I've previously talked about encodings and tried to explain how they work. This time I'll show you a bug in IE6 that is based on encoding problems. Because if you don't watch out, IE6 might ignore whole rules in your stylesheet. If you want you can see the example right away: Ignore encoding example. Open in in IE6 and compare with the rendering in a modern browser.

I've never seen this bug mentioned before so I took the liberty of naming it the "Encode and Ignore bug". If you find it somewhere else, please tell, and I'll use that name instead.

Now. Stylesheets unfortunately have no way of specifying encoding. So you type away in your favourite text editor set to some obfuscate Greek charset and of course expect everything to work. It often does. CSS works with very few characters; mostly you just use the letters A-Z, some brackets, and colons. Since most charsets have those positioned similarly there's no problem. But there are exceptions where you want to use other letters too: inside comments and in the future: in generated content.

Update: Niels Leenheer points out that there are two ways to specify encoding on stylesheets. Either using the method in the encodings article to send a proper HTTP header, or using the @charset "utf-8"; rule. The latter is just a rule you put on the first line of the CSS. Even seems to have decent browser support. Thanks Niels!

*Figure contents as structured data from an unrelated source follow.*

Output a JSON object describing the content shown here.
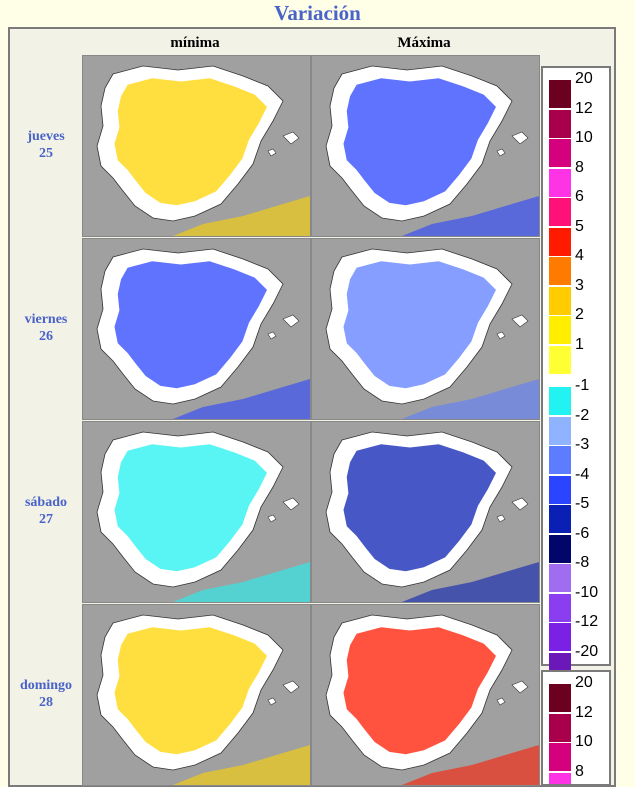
{
  "title": "Variación",
  "columns": [
    "mínima",
    "Máxima"
  ],
  "rows": [
    {
      "day": "jueves",
      "date": "25"
    },
    {
      "day": "viernes",
      "date": "26"
    },
    {
      "day": "sábado",
      "date": "27"
    },
    {
      "day": "domingo",
      "date": "28"
    }
  ],
  "legend": {
    "positive": [
      {
        "label": "20",
        "color": "#6b0020"
      },
      {
        "label": "12",
        "color": "#a8004a"
      },
      {
        "label": "10",
        "color": "#d4007e"
      },
      {
        "label": "8",
        "color": "#ff33e6"
      },
      {
        "label": "6",
        "color": "#ff1177"
      },
      {
        "label": "5",
        "color": "#ff1a00"
      },
      {
        "label": "4",
        "color": "#ff7b00"
      },
      {
        "label": "3",
        "color": "#ffcc00"
      },
      {
        "label": "2",
        "color": "#ffee00"
      },
      {
        "label": "1",
        "color": "#ffff33"
      }
    ],
    "negative": [
      {
        "label": "-1",
        "color": "#22f2f2"
      },
      {
        "label": "-2",
        "color": "#8fb3ff"
      },
      {
        "label": "-3",
        "color": "#5c7dff"
      },
      {
        "label": "-4",
        "color": "#2a44ff"
      },
      {
        "label": "-5",
        "color": "#0a1fb3"
      },
      {
        "label": "-6",
        "color": "#02066b"
      },
      {
        "label": "-8",
        "color": "#a06cf0"
      },
      {
        "label": "-10",
        "color": "#8a3ef0"
      },
      {
        "label": "-12",
        "color": "#7b21e6"
      },
      {
        "label": "-20",
        "color": "#6a18b8"
      }
    ]
  },
  "map_fills": {
    "jueves_min": "#ffd400",
    "jueves_max": "#2a44ff",
    "viernes_min": "#2a44ff",
    "viernes_max": "#5c7dff",
    "sabado_min": "#22f2f2",
    "sabado_max": "#0a1fb3",
    "domingo_min": "#ffd400",
    "domingo_max": "#ff1a00"
  }
}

So this Swedish friend of mine is learning CSS and I'm helping him out when he notices a strange error. When setting his html document to be encoded in utf-8 IE6 starts to display the page differently. I had never seen anything like it and start digging through the code. After like half an hour I find the culprit: an "å"-letter in a comment!

What he had done was add a comment after one of the colors he used, /* ljusblå */ ("light blue" in Swedish). When IE switches the HTML to UTF-8 the CSS seems to be switched with it. In UTF-8 mode the incorrectly encoded "å"-letter means something else, and IE not only ignores the comment or the line, but everything following it (still inside the current rule). So about half of a rule was ignored. I researched further and found that it was only triggered when the strange character was at the end of a comment.

Interesting, and easy to miss. The solution is of course to encode your CSS in the same charset as your HTML, or if you're lazy put some characters after the culprit. A very simple (and kinda rare) problem, but I thought it might save you an hour of debugging sometime.